A new documentary about Princess Diana has shed some fascinating insights into how she brought up her boys to view the world.
Speaking on Diana: Queen of Hearts, which recently aired on British TV, royal biography Andrew Morton says she started taking Prince Harry and Prince William on her charity visits when they were very young.
“One of the reasons was she didn't want the boys to grow up thinking the whole world was 4x4 Range Rovers, shotguns and nannies,” he says.
On 31 August, it will have been 33 years since the princess died in a paparazzi chase in a Paris tunnel.
Morton says one of Diana’s biggest aims was to inspire in her sons a lifelong passion for charity work and activism – something Patrick Jephson, the Princess of Wales' former private secretary, agrees with.
“She spoke to them about her charitable work but with the intention I think of preparing them for the fact for the rest of their lives they were going to be doing humanitarian work, and that it wouldn't be pretty.”
The programme, which features many royal experts, looks at Diana’s charity work, her marriage and divorce from Prince Charles and the legacy she wanted to leave her sons. She also encouraged them to look at “neglected charities” and causes beyond the more obvious ones.
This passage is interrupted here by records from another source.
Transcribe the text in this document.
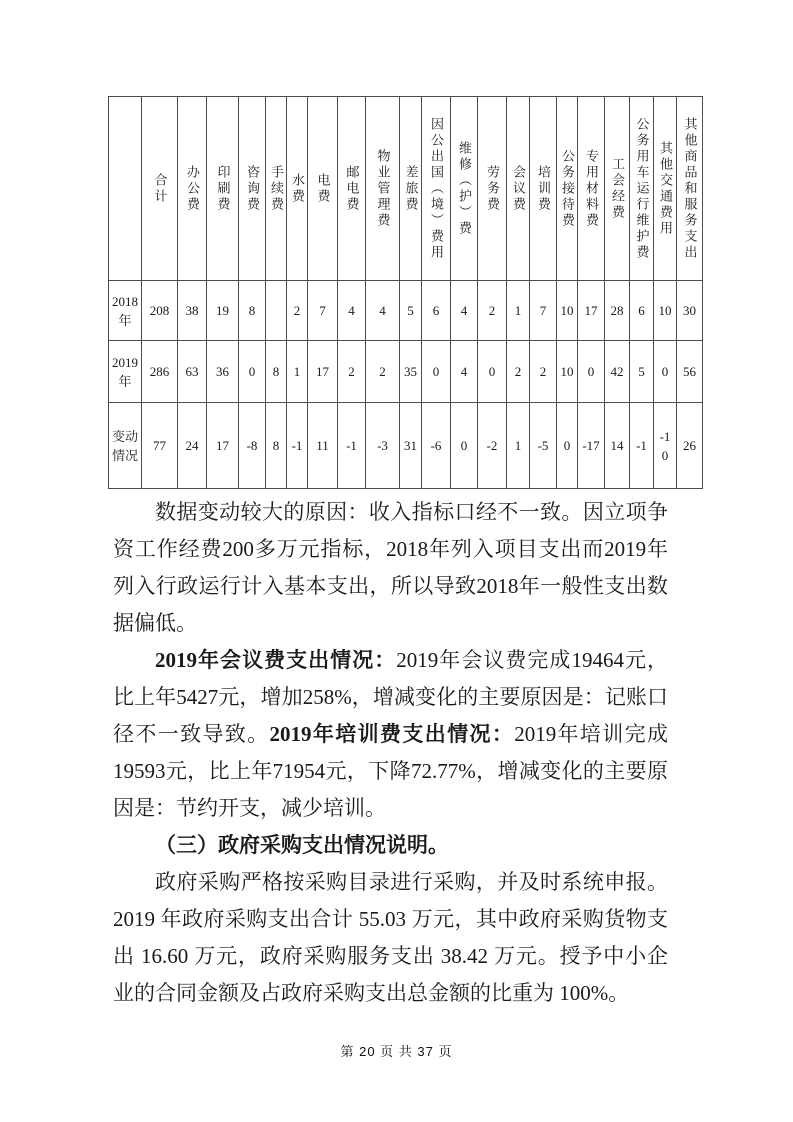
	合计	办公费	印刷费	咨询费	手续费	水费	电费	邮电费	物业管理费	差旅费	因公出国（境）费用	维修（护）费	劳务费	会议费	培训费	公务接待费	专用材料费	工会经费	公务用车运行维护费	其他交通费用	其他商品和服务支出
2018年	208	38	19	8		2	7	4	4	5	6	4	2	1	7	10	17	28	6	10	30
2019年	286	63	36	0	8	1	17	2	2	35	0	4	0	2	2	10	0	42	5	0	56
变动情况	77	24	17	-8	8	-1	11	-1	-3	31	-6	0	-2	1	-5	0	-17	14	-1	-10	26

数据变动较大的原因：收入指标口经不一致。因立项争资工作经费200多万元指标，2018年列入项目支出而2019年列入行政运行计入基本支出，所以导致2018年一般性支出数据偏低。

2019年会议费支出情况：2019年会议费完成19464元，比上年5427元，增加258%，增减变化的主要原因是：记账口径不一致导致。2019年培训费支出情况：2019年培训完成19593元，比上年71954元，下降72.77%，增减变化的主要原因是：节约开支，减少培训。

（三）政府采购支出情况说明。

政府采购严格按采购目录进行采购，并及时系统申报。2019 年政府采购支出合计 55.03 万元，其中政府采购货物支出 16.60 万元，政府采购服务支出 38.42 万元。授予中小企业的合同金额及占政府采购支出总金额的比重为 100%。

第 20 页 共 37 页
Veteran British journalist and TV presenter Dame Esther Rantzen says Willilam and Harry were moved by their mother’s work and knew they lived a life of privilege.
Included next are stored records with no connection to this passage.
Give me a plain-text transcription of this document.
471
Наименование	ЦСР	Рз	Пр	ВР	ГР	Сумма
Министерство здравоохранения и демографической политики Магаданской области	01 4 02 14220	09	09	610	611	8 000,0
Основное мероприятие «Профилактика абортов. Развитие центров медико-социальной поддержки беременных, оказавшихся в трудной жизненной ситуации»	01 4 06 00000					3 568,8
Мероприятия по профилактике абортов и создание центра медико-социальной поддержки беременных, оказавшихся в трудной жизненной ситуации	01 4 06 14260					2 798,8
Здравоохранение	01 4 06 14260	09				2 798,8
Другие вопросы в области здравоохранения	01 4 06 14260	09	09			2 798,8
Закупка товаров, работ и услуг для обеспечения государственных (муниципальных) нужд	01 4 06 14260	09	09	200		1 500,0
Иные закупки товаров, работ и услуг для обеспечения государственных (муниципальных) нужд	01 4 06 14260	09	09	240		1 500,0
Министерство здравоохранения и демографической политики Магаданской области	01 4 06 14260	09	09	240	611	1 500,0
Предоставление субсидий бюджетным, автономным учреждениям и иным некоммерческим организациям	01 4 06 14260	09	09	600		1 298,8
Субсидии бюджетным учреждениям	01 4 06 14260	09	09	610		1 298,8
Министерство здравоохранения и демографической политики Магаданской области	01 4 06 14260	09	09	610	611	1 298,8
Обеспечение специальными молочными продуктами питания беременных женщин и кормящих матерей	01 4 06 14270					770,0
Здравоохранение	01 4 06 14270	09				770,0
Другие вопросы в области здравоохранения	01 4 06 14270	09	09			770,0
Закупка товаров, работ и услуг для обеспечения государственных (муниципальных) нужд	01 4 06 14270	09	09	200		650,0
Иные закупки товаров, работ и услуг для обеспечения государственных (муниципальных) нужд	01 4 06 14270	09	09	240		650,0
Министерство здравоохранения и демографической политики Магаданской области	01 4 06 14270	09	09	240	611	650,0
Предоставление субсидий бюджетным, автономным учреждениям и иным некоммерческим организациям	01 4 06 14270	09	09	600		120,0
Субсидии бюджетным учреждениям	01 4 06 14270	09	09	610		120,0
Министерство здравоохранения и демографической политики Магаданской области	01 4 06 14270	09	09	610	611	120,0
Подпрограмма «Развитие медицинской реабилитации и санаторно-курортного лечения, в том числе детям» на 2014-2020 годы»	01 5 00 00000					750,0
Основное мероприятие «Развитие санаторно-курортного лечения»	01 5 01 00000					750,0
“I think when the boys saw how the other half lived, how those who don't have their privilege were actually struggling, it made an indelible impression on them.”
Former BBC Royal Correspondent Jennie Bond says the princes are both “tactile” and “engaging” like their mother.
“It’s the manner in
which they carry out their duties – William a little more formal, Harry less
so, but both of them tactile, compassionate, engaging, not aloof, which was
Diana's abiding criticism of other members of the royal family. There's a great
deal of Diana in those boys.”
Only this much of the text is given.